Dir: Stephen Chbosky

Stars: Logan Lerman, Emma Watson, Ezra Miller, Paul Rudd

I first read Stephen Chbosky’s book, The Perks of Being a Wallflower, for a book club (yeah, I’m that cool) a couple of years ago. I loved the novel but it I never had it pegged as one that could easily make the transition to the big screen. However, having the author at the helm of a film, which is in itself an autobiographical snapshot of his adolescence, has resulted in the film not only being as good as the book, it’s even better.
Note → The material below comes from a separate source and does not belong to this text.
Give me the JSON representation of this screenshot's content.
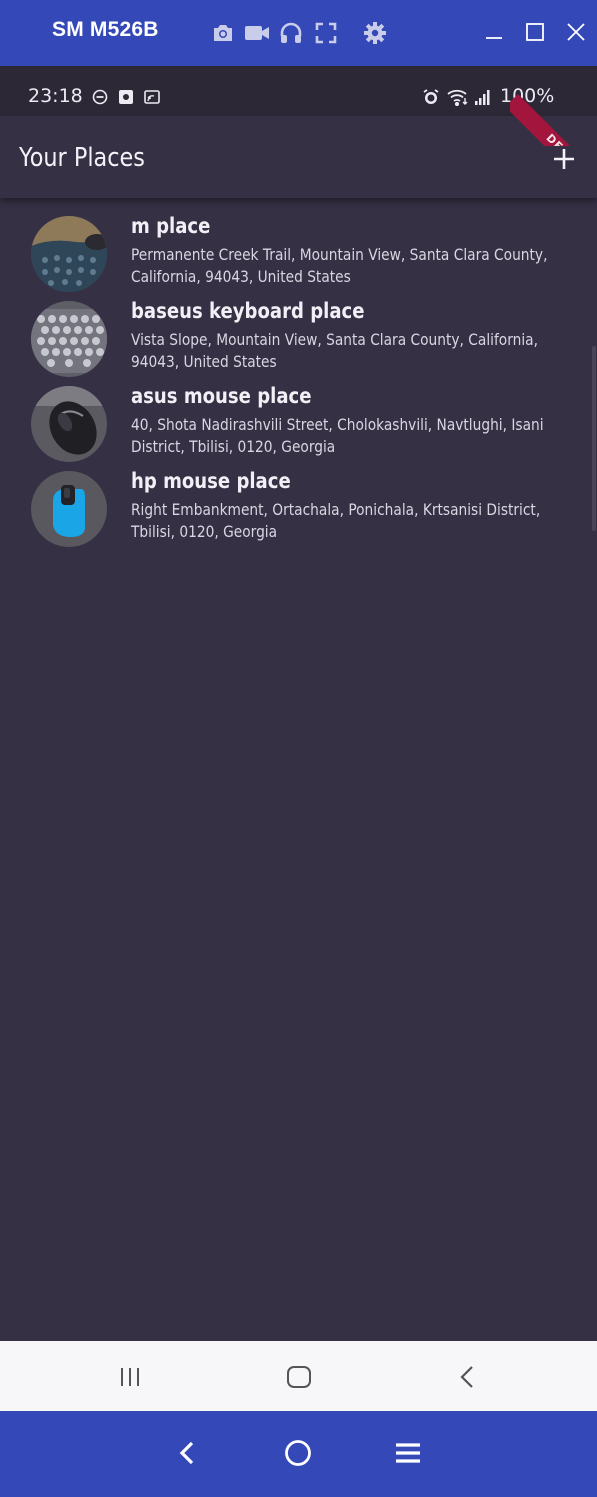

Set in Pittsburgh in the 1990s, The Perks of Being a Wallflower follows introvert “Charlie” (Lerman) as he enters high school with very low expectations. Charlie is a wallflower, observing others whilst life seems to pass him by, who is struggling to deal with past traumas. When he meets step-siblings Patrick (Miller) and Sam (Watson), he discovers a group of kindred spirits and begins to come out of his shell. Encouraged by his English teacher (Rudd), he finds a new strand of literature which he can relate to. However, the fragility of his mental state threatens to derail all the progress he’s made.

When I first saw the trailer, I was more than a little apprehensive as to how this would turn out. The Perks of Being a Wallflower is an epistolary novel, which are by their nature incredibly difficult to adapt to film. The very personal nature of the subject matter allows Chbosky to translate it superbly without losing any of the major themes or plot-points. It also has one of the best soundtracks you’ll hear all year. The tone of the film reminds me a lot of the superb Igby Goes Down.

The casting is perfect. When I saw that Emma Watson was playing Sam I was less than convinced. However, she manages the role really well. After his brilliant debut in Let’s Talk about Kevin last year, Ezra Miller is again superb. Patrick is eminently likeable, but equally troubled. Whilst the young cast all give beautifully measured performances, it is Logan Lerman who is a revelation. His complete embodiment of Charlie’s neurosis is one of the best performances I’ve seen this year.

The Perks of Being a Wallflower is not perfectly produced film with perfectly rounded performances, because adolescent life is not like that. It sometimes feels slightly disorientated and unsure of itself, which corresponds perfectly to the source material; makes it wonderfully endearing. It is easily one of my happiest, and emotional, experiences at the cinema this year; instantly becoming one of my favourite films of the 2012.